Aquecimento Suíno: Por Que o Set Point Não É a Resposta

Dois porcos, mesmo peso, mesmo edifício, mesmo dia - e a sua temperatura correta pode estar 5 °C afastada. A única diferença é que um está a comer adequadamente e o outro não. Um porco que come gera o seu próprio calor, razão pela qual o set point nunca é a resposta toda.

Aquecimento Suíno: Por Que o Set Point Não É a Resposta

Um porco que come aquece-se a si próprio

A tabela clássica do MAFF, republicada pela AHDB, coloca a temperatura crítica inferior de um leitão de 5 kg em 30 °C com ingestão restrita e 25 °C com ingestão total. Aos 80 kg é 15 °C contra 11 °C. Nas porcas o fosso atinge 14 °C. O consumo alimentar é uma fonte de calor - o porco bem alimentado corre mais quente por dentro, pelo que a temperatura de que precisa da sala é mais baixa. O número no controlador não significa nada sem saber que porco está a comer.

O parque que mais precisa de calor é invisível

O que significa que o parque que mais precisa de calor extra é o parque que acabou de parar de comer - e nada no controlador lhe diz que isso aconteceu. A AHDB diz-o claramente sobre cada sensor num edifício suíno: raramente fornecem uma leitura exata de temperatura, e o tratador deve usar o seu critério quanto à forma como os porcos reagem. A sala consegue manter o set point na perfeição toda a semana enquanto os porcos nela estão a 5 °C de onde deviam estar.

Temperatura crítica inferior por peso e nível alimentar - a escada publicada pela PIC e pela Hypor, redesenhada.

Temperatura crítica inferior por peso e nível alimentar - a escada publicada pela PIC e pela Hypor, redesenhada.

O que os porcos da Purdue escolheram

Investigadores da Purdue construíram um corredor com um gradiente de temperatura - cinco zonas de 18 a 30 °C, ração e água em cada zona - e deixaram leitões desmamados escolher onde deitar-se.

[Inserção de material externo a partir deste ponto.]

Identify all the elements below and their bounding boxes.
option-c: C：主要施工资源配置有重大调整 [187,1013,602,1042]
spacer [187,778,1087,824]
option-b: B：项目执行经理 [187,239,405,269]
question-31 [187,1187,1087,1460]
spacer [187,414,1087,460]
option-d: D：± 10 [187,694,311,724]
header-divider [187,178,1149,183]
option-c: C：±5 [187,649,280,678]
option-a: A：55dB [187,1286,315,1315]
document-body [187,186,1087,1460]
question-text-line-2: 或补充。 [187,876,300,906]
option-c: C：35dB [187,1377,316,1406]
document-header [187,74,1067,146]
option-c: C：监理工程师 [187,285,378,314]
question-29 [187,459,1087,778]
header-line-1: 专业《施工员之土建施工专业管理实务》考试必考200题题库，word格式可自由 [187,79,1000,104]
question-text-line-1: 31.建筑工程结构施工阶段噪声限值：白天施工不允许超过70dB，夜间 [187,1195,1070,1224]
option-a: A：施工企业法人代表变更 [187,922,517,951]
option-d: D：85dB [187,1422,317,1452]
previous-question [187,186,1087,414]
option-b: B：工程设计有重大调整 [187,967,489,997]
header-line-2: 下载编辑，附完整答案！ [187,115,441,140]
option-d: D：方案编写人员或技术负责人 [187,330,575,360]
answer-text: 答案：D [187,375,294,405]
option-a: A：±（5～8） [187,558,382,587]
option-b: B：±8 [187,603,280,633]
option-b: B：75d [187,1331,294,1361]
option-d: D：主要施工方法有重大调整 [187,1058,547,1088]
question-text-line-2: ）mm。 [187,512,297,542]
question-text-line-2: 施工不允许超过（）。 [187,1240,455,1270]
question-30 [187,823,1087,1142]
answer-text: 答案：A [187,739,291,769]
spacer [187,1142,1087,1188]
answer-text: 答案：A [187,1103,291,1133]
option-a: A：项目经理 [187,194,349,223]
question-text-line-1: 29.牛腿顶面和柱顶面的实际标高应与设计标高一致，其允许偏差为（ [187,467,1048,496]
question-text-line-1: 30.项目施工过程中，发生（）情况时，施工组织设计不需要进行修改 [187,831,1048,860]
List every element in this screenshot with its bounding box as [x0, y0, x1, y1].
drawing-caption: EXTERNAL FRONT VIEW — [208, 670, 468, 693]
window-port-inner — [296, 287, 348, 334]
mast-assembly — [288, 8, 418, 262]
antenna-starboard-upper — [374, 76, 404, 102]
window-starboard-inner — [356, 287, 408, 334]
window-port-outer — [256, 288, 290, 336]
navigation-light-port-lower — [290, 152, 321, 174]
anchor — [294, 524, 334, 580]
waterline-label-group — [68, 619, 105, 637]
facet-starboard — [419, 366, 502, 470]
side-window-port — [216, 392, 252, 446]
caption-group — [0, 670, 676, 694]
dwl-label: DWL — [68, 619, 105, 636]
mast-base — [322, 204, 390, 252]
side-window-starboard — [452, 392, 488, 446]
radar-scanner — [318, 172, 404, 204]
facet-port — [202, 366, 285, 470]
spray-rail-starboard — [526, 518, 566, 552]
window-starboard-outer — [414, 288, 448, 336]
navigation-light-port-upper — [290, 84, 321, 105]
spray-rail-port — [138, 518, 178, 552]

Sozinho, um porco escolheu 30,2 °C. Junte dois ou quatro e escolheram cerca de 20 °C: uma diferença de 10 °C apenas pela companhia. E todas as preferências que os porcos agrupados mostraram ficaram abaixo da recomendação padrão de 26–32 °C. A explicação dos autores: essa orientação assenta em trabalho com mais de 30 anos, e três décadas de seleção para crescimento magro produziram um animal que gera mais do seu próprio calor do que o porco para o qual essas tabelas foram escritas. Nada estava ligado a um animal - todo o resultado vem de observar onde os porcos escolheram deitar-se.

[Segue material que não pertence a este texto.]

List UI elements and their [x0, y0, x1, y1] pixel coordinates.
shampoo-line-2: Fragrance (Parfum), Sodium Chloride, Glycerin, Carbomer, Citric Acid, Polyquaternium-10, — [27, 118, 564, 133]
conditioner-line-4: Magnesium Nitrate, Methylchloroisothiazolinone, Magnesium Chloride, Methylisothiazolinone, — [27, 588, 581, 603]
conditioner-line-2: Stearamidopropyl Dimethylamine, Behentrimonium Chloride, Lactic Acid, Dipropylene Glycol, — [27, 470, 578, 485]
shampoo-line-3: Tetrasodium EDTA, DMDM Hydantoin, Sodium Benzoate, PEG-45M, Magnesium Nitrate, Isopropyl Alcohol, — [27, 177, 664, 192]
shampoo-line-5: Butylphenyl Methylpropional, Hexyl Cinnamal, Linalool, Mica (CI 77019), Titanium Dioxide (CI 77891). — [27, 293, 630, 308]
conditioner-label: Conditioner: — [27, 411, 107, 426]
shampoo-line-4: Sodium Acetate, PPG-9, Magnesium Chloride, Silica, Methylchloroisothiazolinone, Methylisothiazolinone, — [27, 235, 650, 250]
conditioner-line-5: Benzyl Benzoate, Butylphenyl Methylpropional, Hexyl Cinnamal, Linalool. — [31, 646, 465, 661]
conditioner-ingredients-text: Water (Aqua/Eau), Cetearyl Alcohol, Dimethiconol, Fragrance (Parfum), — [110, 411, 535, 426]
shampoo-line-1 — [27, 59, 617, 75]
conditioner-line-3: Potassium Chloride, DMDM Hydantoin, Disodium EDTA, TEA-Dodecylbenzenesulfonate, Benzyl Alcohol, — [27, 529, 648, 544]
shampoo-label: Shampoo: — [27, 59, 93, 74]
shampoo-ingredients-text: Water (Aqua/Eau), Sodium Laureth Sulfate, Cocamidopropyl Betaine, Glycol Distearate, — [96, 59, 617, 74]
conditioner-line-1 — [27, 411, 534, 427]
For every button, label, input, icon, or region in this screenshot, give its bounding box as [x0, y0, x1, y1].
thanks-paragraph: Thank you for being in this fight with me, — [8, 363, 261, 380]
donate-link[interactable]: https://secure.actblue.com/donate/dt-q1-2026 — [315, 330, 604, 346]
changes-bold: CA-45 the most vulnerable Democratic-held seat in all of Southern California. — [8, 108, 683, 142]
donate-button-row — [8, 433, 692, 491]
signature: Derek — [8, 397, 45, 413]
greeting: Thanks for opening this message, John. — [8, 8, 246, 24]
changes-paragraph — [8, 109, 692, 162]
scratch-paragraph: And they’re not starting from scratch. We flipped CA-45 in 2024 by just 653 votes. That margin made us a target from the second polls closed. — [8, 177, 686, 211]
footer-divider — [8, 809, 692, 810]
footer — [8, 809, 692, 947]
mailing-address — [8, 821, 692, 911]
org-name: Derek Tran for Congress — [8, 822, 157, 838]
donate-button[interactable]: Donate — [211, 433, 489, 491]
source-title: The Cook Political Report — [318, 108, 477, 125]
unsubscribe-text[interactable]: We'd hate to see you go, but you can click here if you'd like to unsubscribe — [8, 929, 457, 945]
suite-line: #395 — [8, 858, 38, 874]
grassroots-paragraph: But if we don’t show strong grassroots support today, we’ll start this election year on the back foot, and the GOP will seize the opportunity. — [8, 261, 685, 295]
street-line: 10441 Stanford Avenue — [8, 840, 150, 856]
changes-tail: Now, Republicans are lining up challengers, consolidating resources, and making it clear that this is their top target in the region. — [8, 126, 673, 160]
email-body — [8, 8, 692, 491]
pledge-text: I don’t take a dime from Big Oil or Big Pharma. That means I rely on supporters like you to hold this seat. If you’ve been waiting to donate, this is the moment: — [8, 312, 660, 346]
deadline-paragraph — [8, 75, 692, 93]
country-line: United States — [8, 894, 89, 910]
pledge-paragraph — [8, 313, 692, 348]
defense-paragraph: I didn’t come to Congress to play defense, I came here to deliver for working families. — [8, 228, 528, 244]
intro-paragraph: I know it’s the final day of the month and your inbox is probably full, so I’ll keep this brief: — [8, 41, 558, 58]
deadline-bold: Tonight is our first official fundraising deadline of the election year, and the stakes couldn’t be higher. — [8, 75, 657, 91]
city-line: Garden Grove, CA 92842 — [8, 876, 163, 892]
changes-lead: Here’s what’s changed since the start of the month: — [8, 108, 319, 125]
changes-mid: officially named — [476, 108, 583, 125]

Do estudo de gradiente térmico da Purdue - leitões desmamados agrupados escolheram temperaturas bem abaixo da recomendação padrão.

Do estudo de gradiente térmico da Purdue - leitões desmamados agrupados escolheram temperaturas bem abaixo da recomendação padrão.

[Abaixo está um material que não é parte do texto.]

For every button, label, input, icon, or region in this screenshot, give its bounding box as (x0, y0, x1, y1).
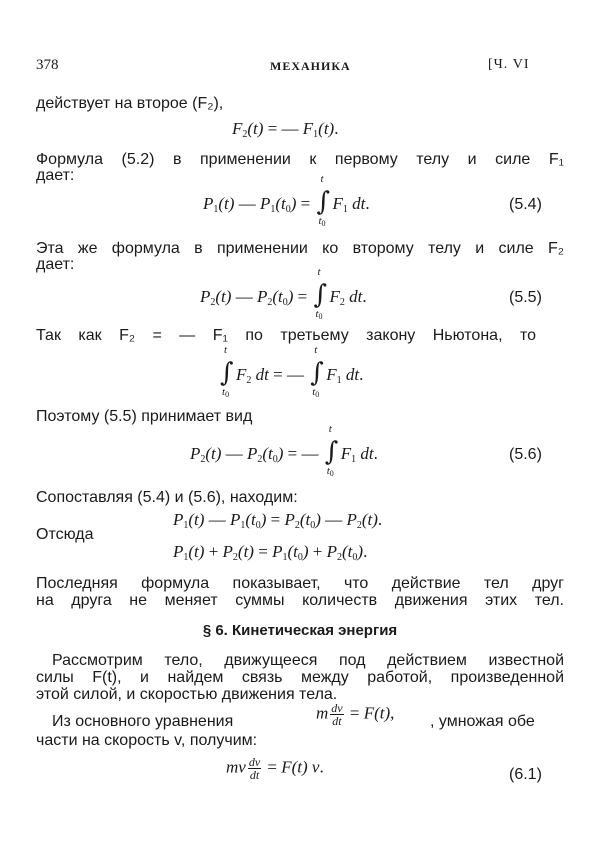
equation-number-5-6: (5.6) (509, 446, 542, 463)
paragraph-8-line-1: Последняя формула показывает, что действие тел друг (36, 575, 564, 592)
equation-momentum-conservation: $P_1(t) + P_2(t) = P_1(t_0) + P_2(t_0)$. (173, 542, 368, 563)
paragraph-5: Поэтому (5.5) принимает вид (36, 408, 253, 425)
equation-5-6: $P_2(t)$ — $P_2(t_0)$ = — ∫ t $t_0$ $F_1$ dt. (190, 423, 378, 478)
equation-number-5-5: (5.5) (509, 289, 542, 306)
integral-sign: ∫ t $t_0$ (220, 344, 234, 399)
equation-6-1: mv $\frac{dv}{dt}$ = F(t) v. (226, 755, 324, 782)
section-heading: § 6. Кинетическая энергия (202, 622, 398, 639)
paragraph-9-line-3: этой силой, и скоростью движения тела. (36, 686, 338, 703)
equation-5-4: $P_1(t)$ — $P_1(t_0)$ = ∫ t $t_0$ $F_1$ dt. (203, 173, 370, 228)
paragraph-4: Так как F₂ = — F₁ по третьему закону Ньютона, то (36, 327, 536, 344)
paragraph-10-line-2: части на скорость v, получим: (36, 732, 258, 749)
integral-sign: ∫ t $t_0$ (313, 266, 328, 321)
page-number: 378 (36, 57, 59, 73)
equation-newton-third: $F_2(t)$ = — $F_1(t)$. (232, 119, 339, 140)
paragraph-3-line-2: дает: (36, 256, 75, 273)
integral-sign: ∫ t $t_0$ (316, 173, 331, 228)
paragraph-2-line-2: дает: (36, 167, 75, 184)
equation-momentum-difference: $P_1(t)$ — $P_1(t_0) = P_2(t_0)$ — $P_2(t)$. (173, 510, 383, 531)
paragraph-3-line-1: Эта же формула в применении ко второму телу и силе F₂ (36, 240, 564, 257)
paragraph-9-line-1: Рассмотрим тело, движущееся под действием известной (52, 652, 564, 669)
paragraph-2-line-1: Формула (5.2) в применении к первому телу и силе F₁ (36, 151, 564, 168)
paragraph-8-line-2: на друга не меняет суммы количеств движения этих тел. (36, 592, 564, 609)
paragraph-7: Отсюда (36, 526, 94, 543)
equation-5-5: $P_2(t)$ — $P_2(t_0)$ = ∫ t $t_0$ $F_2$ dt. (200, 266, 367, 321)
paragraph-9-line-2: силы F(t), и найдем связь между работой, произведенной (36, 669, 564, 686)
paragraph-6: Сопоставляя (5.4) и (5.6), находим: (36, 489, 298, 506)
paragraph-1: действует на второе (F₂), (36, 95, 224, 112)
running-title: МЕХАНИКА (270, 59, 351, 73)
paragraph-10-line-1-start: Из основного уравнения (52, 713, 234, 730)
integral-sign: ∫ t $t_0$ (310, 344, 324, 399)
equation-number-5-4: (5.4) (509, 196, 542, 213)
equation-newton-second-inline: m $\frac{dv}{dt}$ = F(t), (316, 701, 395, 728)
paragraph-10-line-1-end: , умножая обе (430, 713, 535, 730)
integral-sign: ∫ t $t_0$ (324, 423, 339, 478)
chapter-label: [Ч. VI (488, 57, 530, 72)
equation-integral-identity: ∫ t $t_0$ $F_2$ dt = — ∫ t $t_0$ $F_1$ dt. (220, 344, 364, 399)
equation-number-6-1: (6.1) (509, 766, 542, 783)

O ar da sala não é a superfície do porco

Há um fosso de 5–8 °C entre o ar da sala que o controlador lê e a superfície em que os porcos efetivamente escolheram deitar-se. Uma corrente apaga-o; um fardo de palha restaura-o. O número do ar da sala e o número da experiência do porco são duas coisas diferentes, e decisões de aquecimento baseadas no primeiro ignorando o segundo mantêm porcos com frio numa nave que regista quente.

Para onde isto caminha

O controlador mantém um número; os porcos detêm a verdade, e os dois afastam-se no momento em que um parque para de comer. A DeepLoop está a trabalhar na parte que não escala - manter esse critério sobre os porcos continuamente, não apenas quando alguém está à porta.